Melissa Fredin – Southeast Area
Dodge, Faribault, Fillmore, Freeborn, Goodhue, Houston LeSueur, Mower, Olmstead, Rice, Steele, Wabasha, Waseca and Winona counties
Melissa and her husband David keep very busy in their small community north of Rochester with four active children, three of whom have been confirmed to have prenatal alcohol exposure. They are also foster parents and very active in the community, supportingother families on the FASD journey.
Sandy Hruby – Southwest Area and Southwest Metro
Blue Earth, Brown, Carver, Cottonwood, Jackson, Kandiyohi, Lincoln, Lyon, Martin, McLeod, Meeker, Murray, Nicollet, Nobles, Pipestone, Redwood, Renville, Rock, Scott, Sibley, Watonwan, Wright and Yellow Medicine counties
Sandy and Denny are loving parents to three adoptive children who have been diagnosed with several disorders, including FAS. They all live active lives with lots of extracurriculars! Sandy knows the systems well and her hope is to help others who struggle to get what their children need to be successful in life.
Sarah and Travis Coumbe-Guida – Western Area
Becker, Big Stone, Chippewa, Clay, Douglas, Grant, Lac Qui Parle, Mahnomen, Norman, Otter Tail, Pope, Stevens, Swift, Traverse, Wilkin and counties
Sarah and Travis are parents of 7 children ranging from 1-19 years old. 4 of their children were adopted out of the foster care system.
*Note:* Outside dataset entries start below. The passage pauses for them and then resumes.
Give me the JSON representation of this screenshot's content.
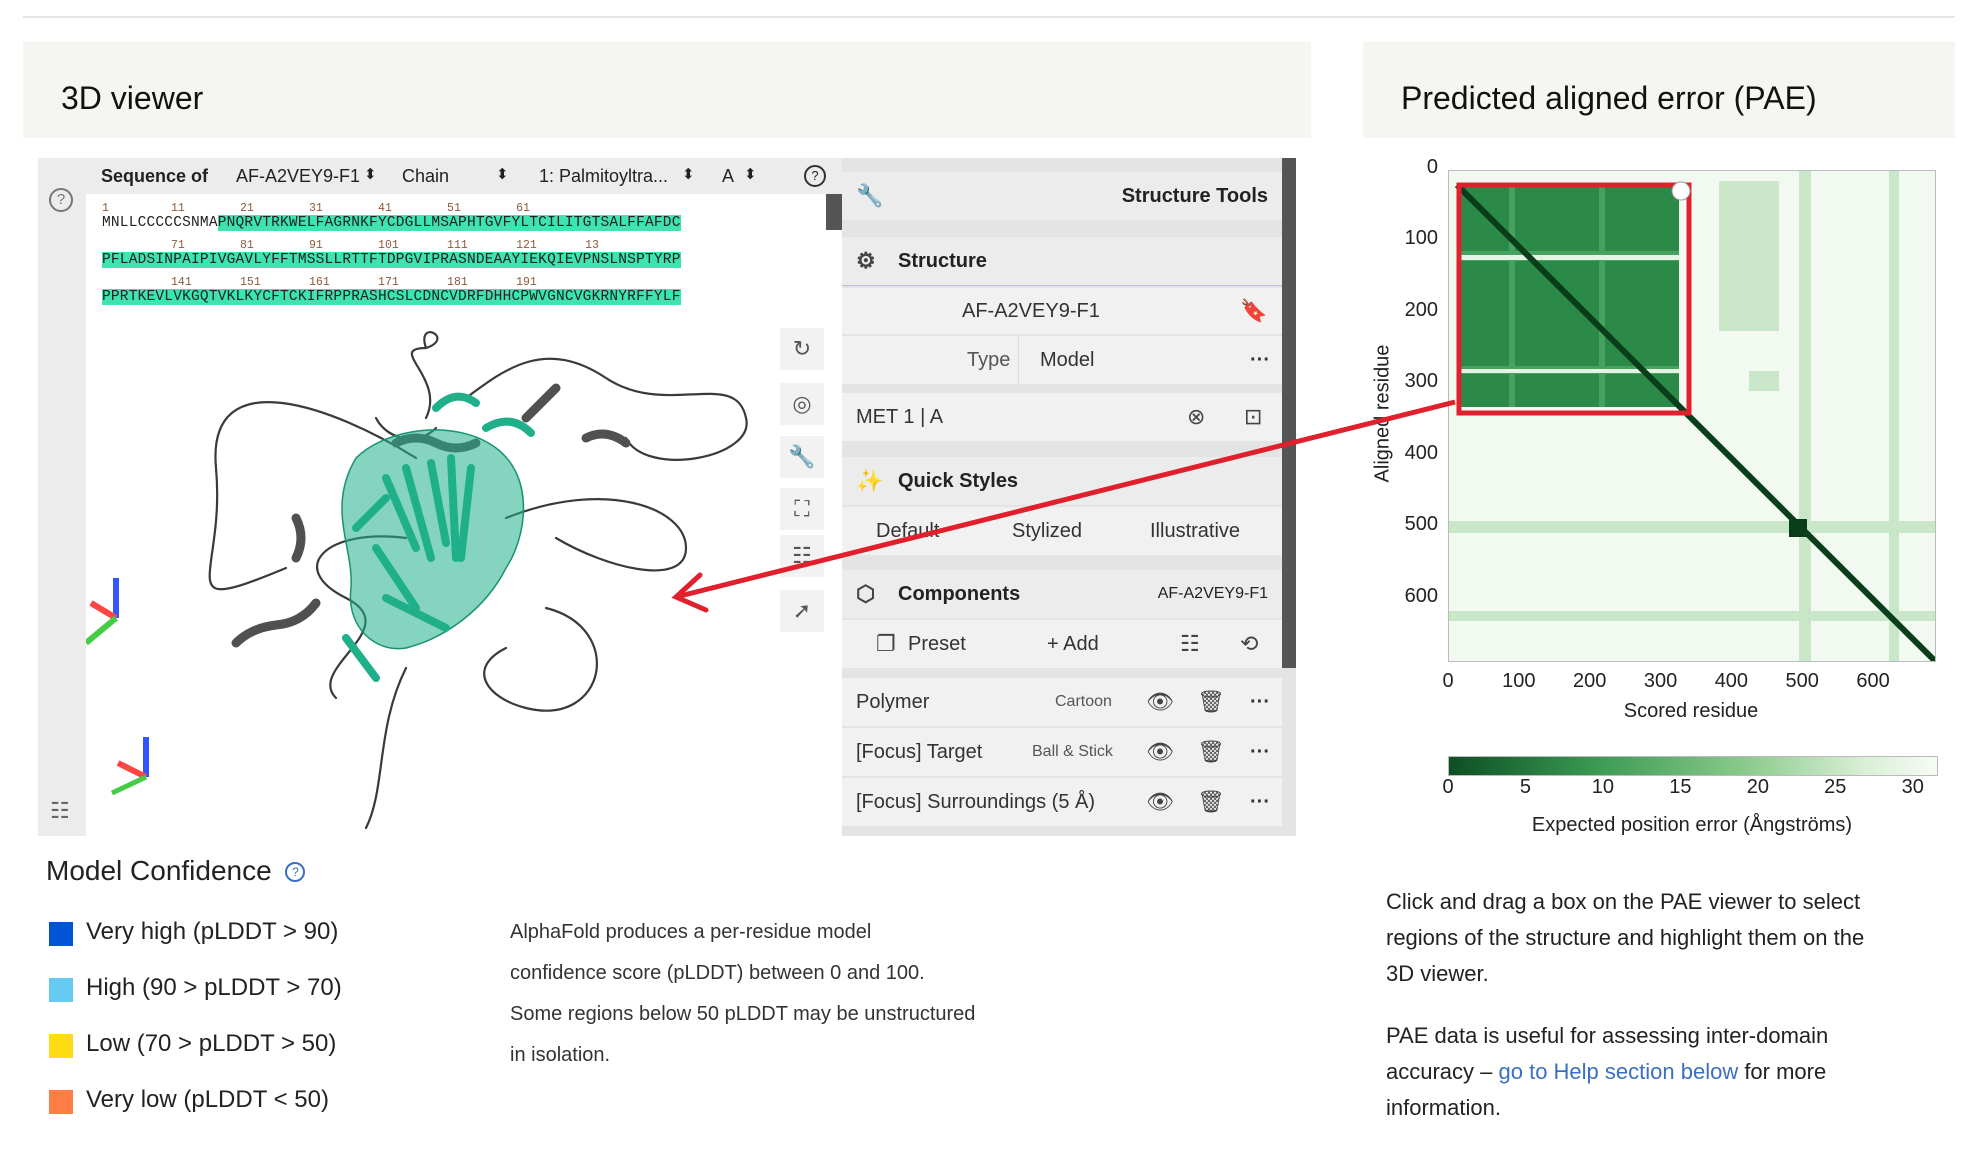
{
  "left_section": {
    "title": "3D viewer"
  },
  "right_section": {
    "title": "Predicted aligned error (PAE)"
  },
  "sequence_bar": {
    "label": "Sequence of",
    "entry": "AF-A2VEY9-F1",
    "chain_label": "Chain",
    "entity": "1: Palmitoyltra...",
    "chain": "A",
    "lines": [
      {
        "numbers": "1         11        21        31        41        51        61",
        "plain": "MNLLCCCCCSNMA",
        "hl": "PNQRVTRKWELFAGRNKFYCDGLLMSAPHTGVFYLTCILITGTSALFFAFDC"
      },
      {
        "numbers": "          71        81        91        101       111       121       13",
        "plain": "",
        "hl": "PFLADSINPAIPIVGAVLYFFTMSSLLRTTFTDPGVIPRASNDEAAYIEKQIEVPNSLNSPTYRP"
      },
      {
        "numbers": "          141       151       161       171       181       191",
        "plain": "",
        "hl": "PPRTKEVLVKGQTVKLKYCFTCKIFRPPRASHCSLCDNCVDRFDHHCPWVGNCVGKRNYRFFYLF"
      }
    ]
  },
  "structure_tools": {
    "title": "Structure Tools",
    "structure_heading": "Structure",
    "structure_id": "AF-A2VEY9-F1",
    "type_label": "Type",
    "type_value": "Model",
    "focus_residue": "MET 1 | A",
    "quick_styles_heading": "Quick Styles",
    "styles": [
      "Default",
      "Stylized",
      "Illustrative"
    ],
    "components_heading": "Components",
    "components_entry": "AF-A2VEY9-F1",
    "preset_label": "Preset",
    "add_label": "+ Add",
    "components": [
      {
        "name": "Polymer",
        "repr": "Cartoon"
      },
      {
        "name": "[Focus] Target",
        "repr": "Ball & Stick"
      },
      {
        "name": "[Focus] Surroundings (5 Å)",
        "repr": ""
      }
    ]
  },
  "confidence": {
    "title": "Model Confidence",
    "items": [
      {
        "label": "Very high (pLDDT > 90)",
        "color": "#0053d6"
      },
      {
        "label": "High (90 > pLDDT > 70)",
        "color": "#65cbf3"
      },
      {
        "label": "Low (70 > pLDDT > 50)",
        "color": "#ffdb13"
      },
      {
        "label": "Very low (pLDDT < 50)",
        "color": "#ff7d45"
      }
    ],
    "description": [
      "AlphaFold produces a per-residue model",
      "confidence score (pLDDT) between 0 and 100.",
      "Some regions below 50 pLDDT may be unstructured",
      "in isolation."
    ]
  },
  "pae": {
    "ylabel": "Aligned residue",
    "xlabel": "Scored residue",
    "ticks": [
      "0",
      "100",
      "200",
      "300",
      "400",
      "500",
      "600"
    ],
    "colorbar_ticks": [
      "0",
      "5",
      "10",
      "15",
      "20",
      "25",
      "30"
    ],
    "colorbar_label": "Expected position error (Ångströms)",
    "help1": [
      "Click and drag a box on the PAE viewer to select",
      "regions of the structure and highlight them on the",
      "3D viewer."
    ],
    "help2_a": "PAE data is useful for assessing inter-domain",
    "help2_b": "accuracy – ",
    "help2_link": "go to Help section below",
    "help2_c": " for more",
    "help2_d": "information.",
    "accent_color": "#e0202c"
  }
}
Formerly special education teachers in Bemidji and Cass Lake, Sarah and Travis facilitate summer camps for children with special needs and provide team building experiences at their high ropes course. The couple has partnered with various agencies in the adoption field and are hopeful their experiences can lend support and assistance to parents of children with FASD.
Mary Weaver – Northwest Area
Beltrami, Cass, Clearwater, Crow Wing, Hubbard, Kittson, Lake of the Woods, Marshall, Pennington, Polk, Red Lake, Roseau and Wadena counties
H: 218-495-2396 C: 218-731-0705
Mary and her husband Mike are the parents of six children, ranging in age from 5 to 28. As an adoptee as well as an adoptive parent, Mary is familiar with the challenges and joys of the adoption triad. Mary is an advocate for her family and hopes her experiences will help support other families affected by an FASD and other childhood trauma.
When I learned about my child's FASD it made my life so much easier! We still have behaviors to deal with, but I understand them now. I know why. And that made all the difference.”